Pros
The pay is pretty good. Above average in the area. Free lunch one day a week. Free beer/wine one day a week. Decent benefits package. Awesomely talented engineering teams (who unfortunately work under the dark cloud of the upper management). Good work-life balance. Tons of independence - Management is basically absent, so you can work from home or sit at your desk doing nothing all day and nobody will notice. (Either a pro or a con depending on the type of worker you want to be)
Kontras
Company culture is nonexistent.
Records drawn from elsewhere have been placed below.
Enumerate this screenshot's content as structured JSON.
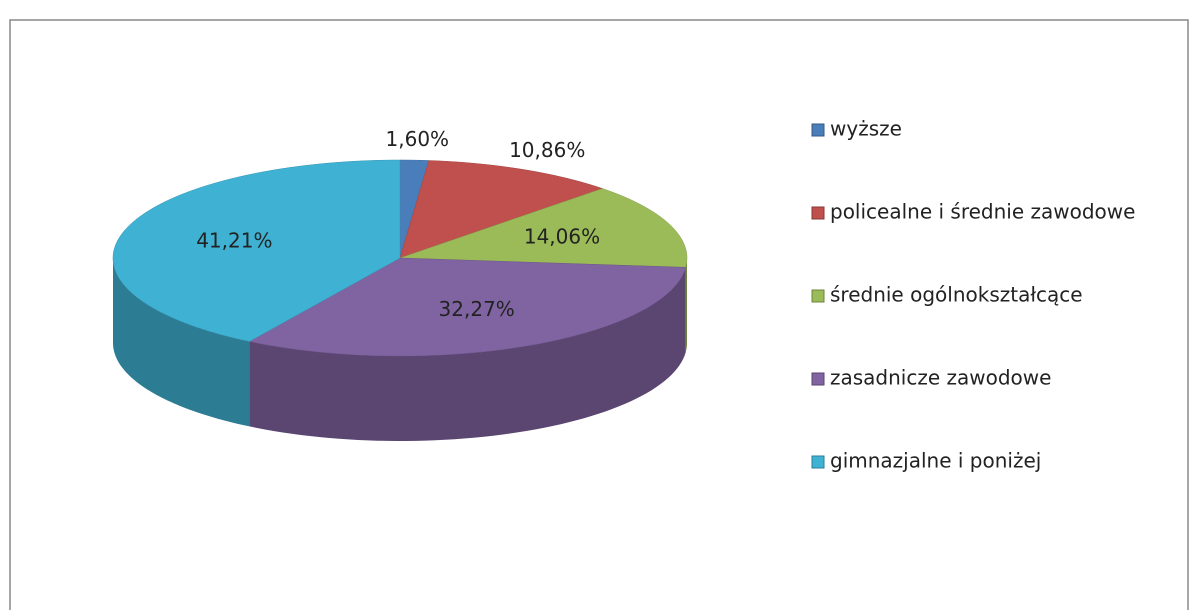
{
  "chart_data": {
    "type": "pie",
    "categories": [
      "wyższe",
      "policealne i średnie zawodowe",
      "średnie ogólnokształcące",
      "zasadnicze zawodowe",
      "gimnazjalne i poniżej"
    ],
    "values": [
      1.6,
      10.86,
      14.06,
      32.27,
      41.21
    ],
    "value_labels": [
      "1,60%",
      "10,86%",
      "14,06%",
      "32,27%",
      "41,21%"
    ],
    "colors": [
      "#4a7ebb",
      "#c0504d",
      "#9bbb59",
      "#8064a2",
      "#3fb2d4"
    ],
    "legend": "right"
  }
}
Every department is in their own little silo and has their own method of operation. The company got so big without any cultural/operational guidance whatsoever, so now inter-departmental communication is incredibly difficult. Weird and sometimes unethical HR practices. Salary discussion is forced upfront during the interview process, which is strange. Harassment goes unpunished and women are consistently slighted, making far less in some cases than males in the same position with the same title and work experience. No accountability for upper management. Management consistently makes radical changes to "fix" processes that aren't even broken. When they're confronted about their failings they make excuses and somehow all is forgiven, even when their departments are burning to the ground. Even the office layout is constantly reorganized - we rearranged desks 4 times in less than six months, and nobody can tell me why or what the moves were meant to accomplish. New processes are introduced with no benefit to any of the teams involved. Feedback from the people affected is shrugged off and ignored, then everyone acts surprised when things don't run smoothly after they make changes. If you speak your opinion loudly enough, you might just be let go - this has created a fear that keeps people from sharing their ideas, because they're too scared to really speak their mind. People on the technical side consistently do not get recognized for their work. Directors and sales people get all the credit and get raised up in meetings, when the engineers are the ones saving the day. Being a smooth talker is apparently far more important to upper management than doing quality work. So the people who get promoted and put in charge of important projects don't actually know what they're doing. MONEY MONEY MONEY - it's all that matters here. Sales runs the organization with complete disregard for what we are actually capable of. Deals get shoved through to make revenue and we are consistently told to activate deals ASAP with no regard for the normal go-live process.